Identity Provider Setup – Federated SSO

Read this topic to understand the requirements for integrating a corporate identity or SSO provider into QSC ID. Once integration is complete, users can seamlessly access QSC and Q-SYS services using their familiar corporate login credentials. This not only enhances security by centralizing identity management through your existing corporate policies, but also simplifies user provisioning, revocation, and ongoing maintenance. As a result, managing access is more efficient, and end users benefit from a consistent, streamlined login experience across QSC’s ecosystem, including Q-SYS Reflect.

Process

To set up corporate IDP integration with QSC ID:

  1. Go to the Q-SYS Knowledge Base at support.qsys.com.
  2. Click Contact Support > Create a Case.
  3. Log into the Self Help Portal using your QSC ID, and then click Create a Case.
  4. Fill out the following fields first: 
    • Subject: Enter the subject of your inquiry.
    • Geographic Location: Select your location from the dropdown.
    • Type: Choose "SSO Integration Request" from the dropdown.
    • Timezone: Select your timezone.
    • Phone: Enter your phone number.
    • Product: Search for or select the relevant product.
    • Serial #: Enter the serial number, if applicable.
    • Customer Sales Order / RMA #: Enter this number, if applicable.
  5. In the Description field, provide these details:
    • Email domains of the IDP.
    • SSO service – for example: Azure Active Directory, Google OAuth, Okta, etc.
    • SSO protocol – QSC ID supports OpenID Connect and SAML 2.0:

    Note: When creating a case, include only the most basic information necessary. Avoid sharing any user-specific details, such as Client ID or Client Secret. Once your case is created, QSC will provide a secure method to obtain and encrypt any additional information needed.

    For OpenID Connect services, you must provide:

    • Well-known Endpoint / Discovery Endpoint
    • Client ID
    • Client Secret

    For SAML 2.0 services, you must provide:

    • Single Sign-On Service URL.
    • User's email as an assertion in the SAML response and what the assertion name for email will be.
    • What will be the NameID, whether it will be sent with an SPNameQualifier and/or NameQualifier attribute, and if so, what the value(s) of those attribute(s) that are sent will be.
    • Either the SAML metadata document or a URL pointed to a persistent copy of the SAML metadata document.
    • If the IDP supports signing both SAML response messages and assertions, and whether it supports assertion encryption.

    Note: If the SAML document is saved statically, any changes to our certificates will require manual updates to avoid breaking the federation. Saving the document dynamically ensures they are automatically updated, preventing disruptions.

  6. Submit the new case.
  7. After the case is submitted, you will receive an email from QSC, requesting additional information required for the setup. We also might reach out to schedule time to setup the configuration, if needed.

    Dear {!Contact.FirstName},

    Thank you for reaching out to us with your interest in integrating Single Sign-On (SSO) between our two businesses. To ensure a smooth and efficient integration process, we need to gather some preliminary information.

    Please provide the following details for setting up the SSO integration. You can fill out the information next to each item listed below and reply-all back to us. Due to the sensitive nature of the information, we ask that you send the Client ID and Client Secret in a secure encrypted email.

    Please review the instructions for either SAML 2.0 or OpenID Connect/OAuth (OIDC) below:

    SAML 2.0:

    1. Please provide us with the following:
      • Your SAML metadata document. It can be a URL or an XML document.
      • A list of assertions/claims that your platform will send to QSC in its SAML response, including the specific identifiers for each. At minimum, this must include a unique identifier for each user (as the subject NameID) and the user's email address.
      • Whether your identity provider will send the "SPNameQualifier" or "NameQualifier" attributes on the subject NameID in its SAML response, and if so, what the value of these attributes will be.
    2. Once received, we will provide you with our metadata URL.
    3. Configure the SAML relationship on your side.

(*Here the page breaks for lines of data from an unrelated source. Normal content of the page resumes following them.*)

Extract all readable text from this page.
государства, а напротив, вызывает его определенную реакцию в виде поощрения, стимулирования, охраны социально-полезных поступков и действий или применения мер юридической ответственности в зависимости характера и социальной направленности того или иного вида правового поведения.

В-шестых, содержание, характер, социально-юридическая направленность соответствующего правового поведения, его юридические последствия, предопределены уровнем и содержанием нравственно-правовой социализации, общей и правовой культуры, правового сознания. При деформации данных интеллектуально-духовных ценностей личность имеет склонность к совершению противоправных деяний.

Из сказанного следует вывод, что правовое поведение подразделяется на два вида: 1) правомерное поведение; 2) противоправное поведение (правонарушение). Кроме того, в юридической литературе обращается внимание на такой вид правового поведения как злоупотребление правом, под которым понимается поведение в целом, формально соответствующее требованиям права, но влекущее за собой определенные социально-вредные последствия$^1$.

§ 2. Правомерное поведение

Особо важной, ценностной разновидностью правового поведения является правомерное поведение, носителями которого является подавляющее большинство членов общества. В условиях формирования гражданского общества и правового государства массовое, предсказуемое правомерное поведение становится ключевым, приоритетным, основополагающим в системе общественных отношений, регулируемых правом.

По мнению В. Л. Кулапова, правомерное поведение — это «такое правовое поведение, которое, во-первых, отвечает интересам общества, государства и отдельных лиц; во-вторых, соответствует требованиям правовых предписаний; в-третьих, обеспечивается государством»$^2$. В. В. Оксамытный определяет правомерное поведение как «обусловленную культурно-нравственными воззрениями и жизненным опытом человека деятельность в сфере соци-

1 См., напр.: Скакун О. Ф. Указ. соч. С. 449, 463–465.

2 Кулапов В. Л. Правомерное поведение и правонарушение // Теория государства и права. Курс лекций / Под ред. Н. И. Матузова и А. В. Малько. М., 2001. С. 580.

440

    OpenID Connect/OAuth (OIDC):

    1. Create an application ID and secret, using the Redirect URL.
    2. Please provide us with the following:
      • OpenID Connect well-known metadata URL: [Your OAuth URL]
      • Client ID: [Your Client ID]
      • Client Secret: [secure channel for this information]
    3. A list of assertions/claims that your application will emit (Minimum: unique ID for the user, user's email address)

    Once we receive your request, we will configure the SSO on our side. If required, our team might reach out to schedule a call to discuss further steps, including testing and validation.

    We appreciate your reaching out to us and are looking forward to facilitating a successful SSO integration. Should you have any questions or need assistance, please do not hesitate to reach out to our team by responding to this email.

  8. QSC will reply with a Redirect URI to be whitelisted (if using OpenID Connect) or the SAML metadata document URL (if using SAML 2.0).